Comprendre les résultats des élections en Tunisie : Le triomphe des trois populismes nostalgiques, identitaires et mercantiles

 politologue à l’Ifpo (Institut français du Proche-Orient)
V. Geisser. Politologue à l’Ifpo (Institut français du Proche-Orient)

Tribune | Vincent Geisser 

Le scénario tant redouté semble désormais se confirmer : la bipolarisation mortifère qui avait caractérisé les « années de plomb » sous la dictature est en train de refaire surface, laissant penser que la Tunisie serait irrémédiablement coupée en deux : d’un côté sécularistes, de l’autre islamistes.

Les médias français, toujours prêts à céder aux clichés faciles et aux simplifications, parlent d’ailleurs de « légère avance du camp laïque sur le camp islamiste » (sic). Il s’agit bien sûr d’une vision totalement déformée des réalités sociétales tunisiennes mais qui, malheureusement domine le champ politique et électoral. Car, à y regarder de plus près, quel que soit l’ordre d’arrivée final, ces élections législatives tunisiennes, consacrent le triomphe de TROIS POPULISMES (et des méthodes clientélistes qui vont avec) et la marginalisation des forces issues de la résistance démocratique (opposition comme majorité) : le CPR, Ettakatol, El Joumhouri et le Front populaire sont laminés dans les urnes, malgré leur prestige historique tiré de leur lutte contre l’autoritarisme et la dérive mafieuse du benalisme.

Quels sont ces trois populismes ?

En premier lieu, le populisme des nostalgiques de l’ordre ancien, dépouillé cependant de la figure devenue gênante du dictateur : du « BENALISME SANS BEN ALI » en quelque sorte ou plutôt du « benalisme à visage humain ». Cette version du populisme est représentée par le parti Nidaa Tounes qui a joué à fond sur la « politique de la peur » et la déception des Tunisiens, sur la thématique « c’était mieux avant ! ».

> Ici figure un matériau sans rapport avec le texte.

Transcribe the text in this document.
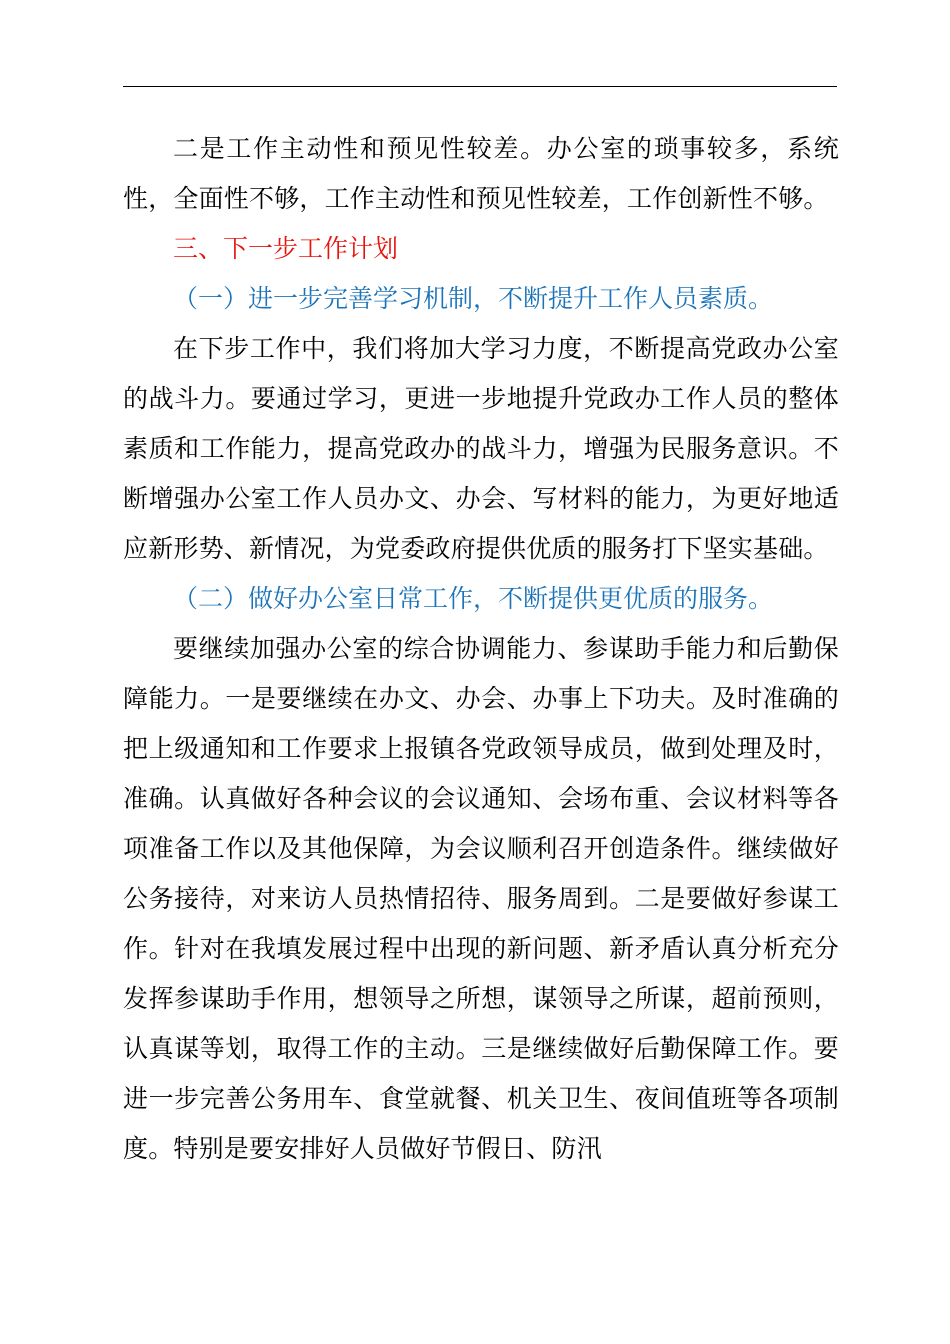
二是工作主动性和预见性较差。办公室的琐事较多，系统性，全面性不够，工作主动性和预见性较差，工作创新性不够。

三、下一步工作计划

（一）进一步完善学习机制，不断提升工作人员素质。

在下步工作中，我们将加大学习力度，不断提高党政办公室的战斗力。要通过学习，更进一步地提升党政办工作人员的整体素质和工作能力，提高党政办的战斗力，增强为民服务意识。不断增强办公室工作人员办文、办会、写材料的能力，为更好地适应新形势、新情况，为党委政府提供优质的服务打下坚实基础。

（二）做好办公室日常工作，不断提供更优质的服务。

要继续加强办公室的综合协调能力、参谋助手能力和后勤保障能力。一是要继续在办文、办会、办事上下功夫。及时准确的把上级通知和工作要求上报镇各党政领导成员，做到处理及时，准确。认真做好各种会议的会议通知、会场布重、会议材料等各项准备工作以及其他保障，为会议顺利召开创造条件。继续做好公务接待，对来访人员热情招待、服务周到。二是要做好参谋工作。针对在我填发展过程中出现的新问题、新矛盾认真分析充分发挥参谋助手作用，想领导之所想，谋领导之所谋，超前预则，认真谋等划，取得工作的主动。三是继续做好后勤保障工作。要进一步完善公务用车、食堂就餐、机关卫生、夜间值班等各项制度。特别是要安排好人员做好节假日、防汛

Certes, Nidaa Tounes n’est pas une simple résurrection du RCD mais il en incorpore de nombreux éléments et surtout reprend des méthodes identiques au parti de Ben Ali : l’hégémonie électorale et le mépris des démocrates indépendants, sommés de choisir entre la peste et le choléra. Il faut reconnaître que Nidaa Tounes a su habilement instrumentaliser les angoisses des Tunisiens et développer ses soutiens internationaux, notamment les monarchies du Golfe (en premier lieu les Emirats arabes unis) et l’Egypte de Sissi qui lui ont apporté un appui financier, matériel et logistique décisif pour la victoire.

En second lieu, le populisme identitaire du parti Ennahdha qui joue sur une politique de la morale et des valeurs. En somme, Ennahdha, en dépit de son recul électoral, conserve un fort capital politique en Tunisie, car il apparaît comme le « parti de l’ordre moral », dépositaire des valeurs ancestrales du peuple. Contrairement à une idée reçue, Ennahdha n’a rien d’un parti radical et extrémiste : c’est un parti populiste qui instrumentalise à fond l’idée que les Tunisiens devraient se réconcilier avec leur « identité originelle », tout en s’adaptant à la modernité politique et économique : le pluralisme pour le système politique, le néo-libéralisme pour le système économique.

En troisième lieu, un populisme clientélisme dans le premier sens du terme qui transforme les électeurs en clients et les citoyens en consommateurs. Ce populisme libéral est incarné aujourd’hui par l’Union patriotique libre (UPL) de l’homme d’affaires Slim Riahi, qui n’a aucun scrupule à transformer le champ politique en véritable « marché » sur lequel le leader « politico-économique » vient proposer des produits aux « clients électeurs ». C’est un populisme qui s’inscrit dans la veine des businessmen américains qui utilisent leur fortune personnelle pour acheter des voix, mêlant allègrement politique et affairisme. Le parti de Slim Riahi est de cela.

Face au rouleau compresseur de ces trois populismes, il ne reste que peu de place pour les autres forces sociales et politiques qui font figure « d’amateurs » dans la démagogie électorale.

« La PEUR, l’IDENTITÉ et l’ARGENT », voilà la recette miracle pour gagner les élections ou remporter des circonscriptions dans la Tunisie de 2014. En ces temps de doutes, de désillusions et d’angoisses face à l’avenir, les citoyens tunisiens sont tentés de s’abstenir ou de se tourner vers des « magiciens électoraux » leur promettant monts et merveilles : la sécurité, le salut divin et la fortune, oubliant dans le même élan les partis programmatiques.

Mais le peuple tunisien est loin d’être amnésique : la magie ne marche qu’un instant et nul doute qu’il se souviendra très prochainement des artisans de la démocratie qui se sont battus pour sa dignité et sa liberté.